それでは現在、本人を認証する手段としてパスワード以外に何があるのか。日本には印鑑(三文判、実印など)、欧米にはサインや身分証明書(運転免許証、住基カード、パスポート、社会保障カード、IDカードなど国によって異なる)がある。
これらの認証手段とパスワードとの違いに、まず「簡便さ」がある。例えば、運転免許証や実印、クレジットカードなどの内容を通知しないとネットの記事が見られないといったら、誰もが「無料なのになぜ必要なのか?」「その情報で悪いことをするのでは?」と思うだろう。
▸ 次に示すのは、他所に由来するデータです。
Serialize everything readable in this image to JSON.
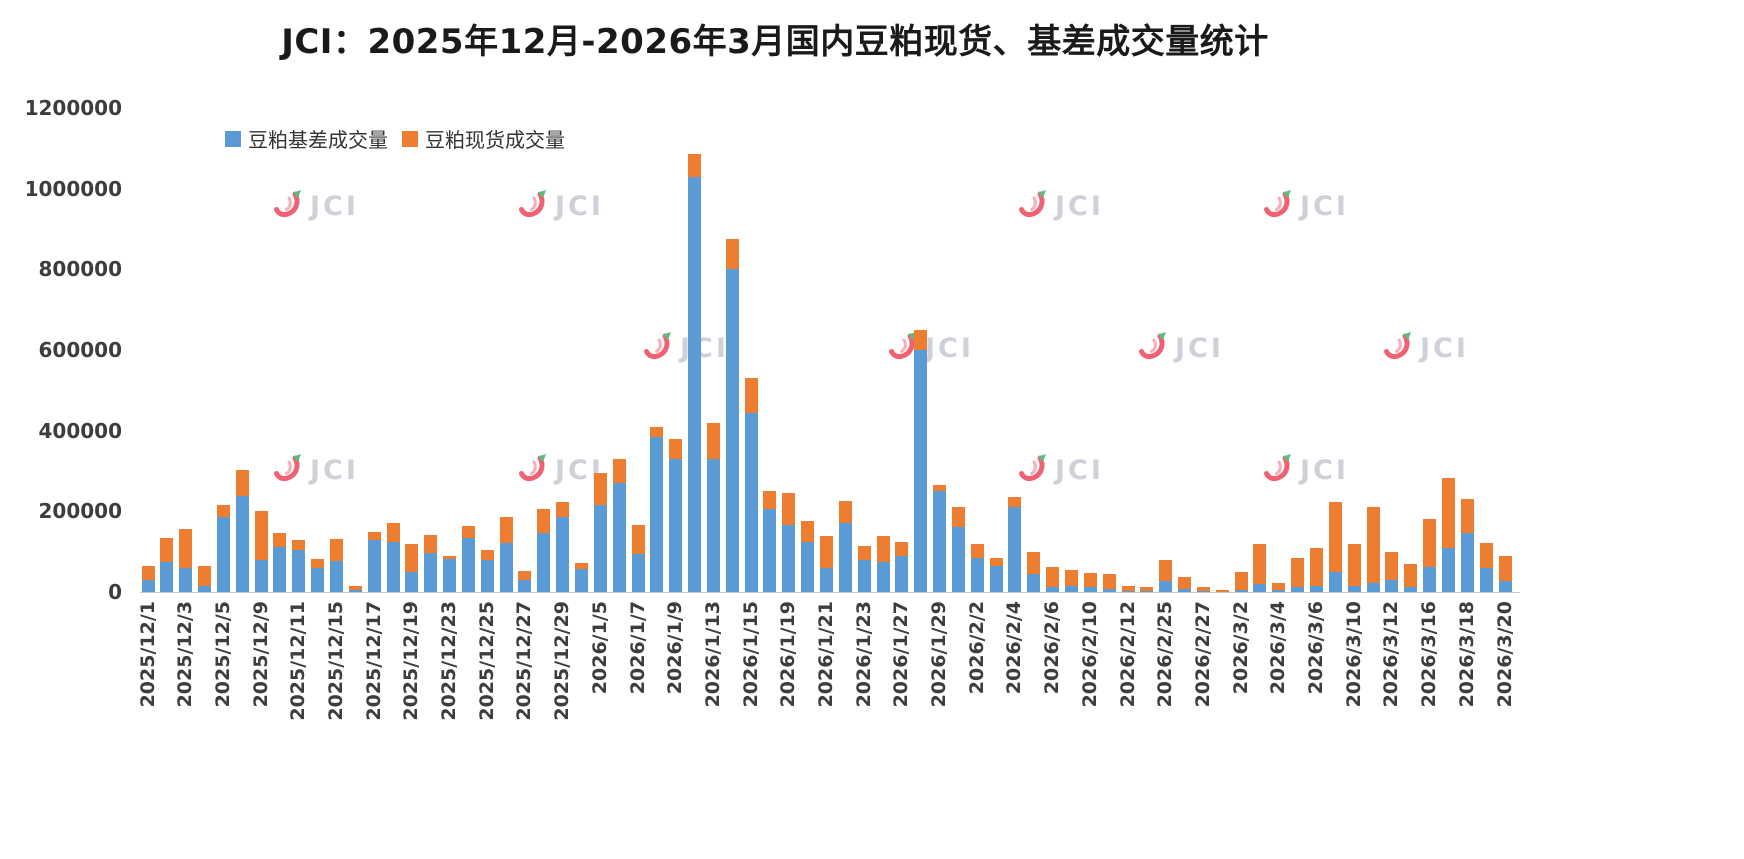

なぜなら実は、その目的が「課金」ではなく、企業の「営業戦略」とリンクしているだけなのだ。金銭が絡む「証明」を必要としないからである。つまり、有料サイトのデジタル新聞などで一度課金に関する重要な情報交換が済めば、後は「正規会員」として本人しか知らないはずの「パスワード」で、本人しか利用できないというルールのもとにビジネスが成り立っている。
このパスワードは、20年前と比べてどう変わったのだろうか。大よそ以下の変化がみられるだろう。
社会的に醸成する間もなく、現代は「パスワード」という漫然としたセキュリティにしがみつくのが当たり前になってしまった。「パスワードは脆弱である」。これを前提にしなければいけない。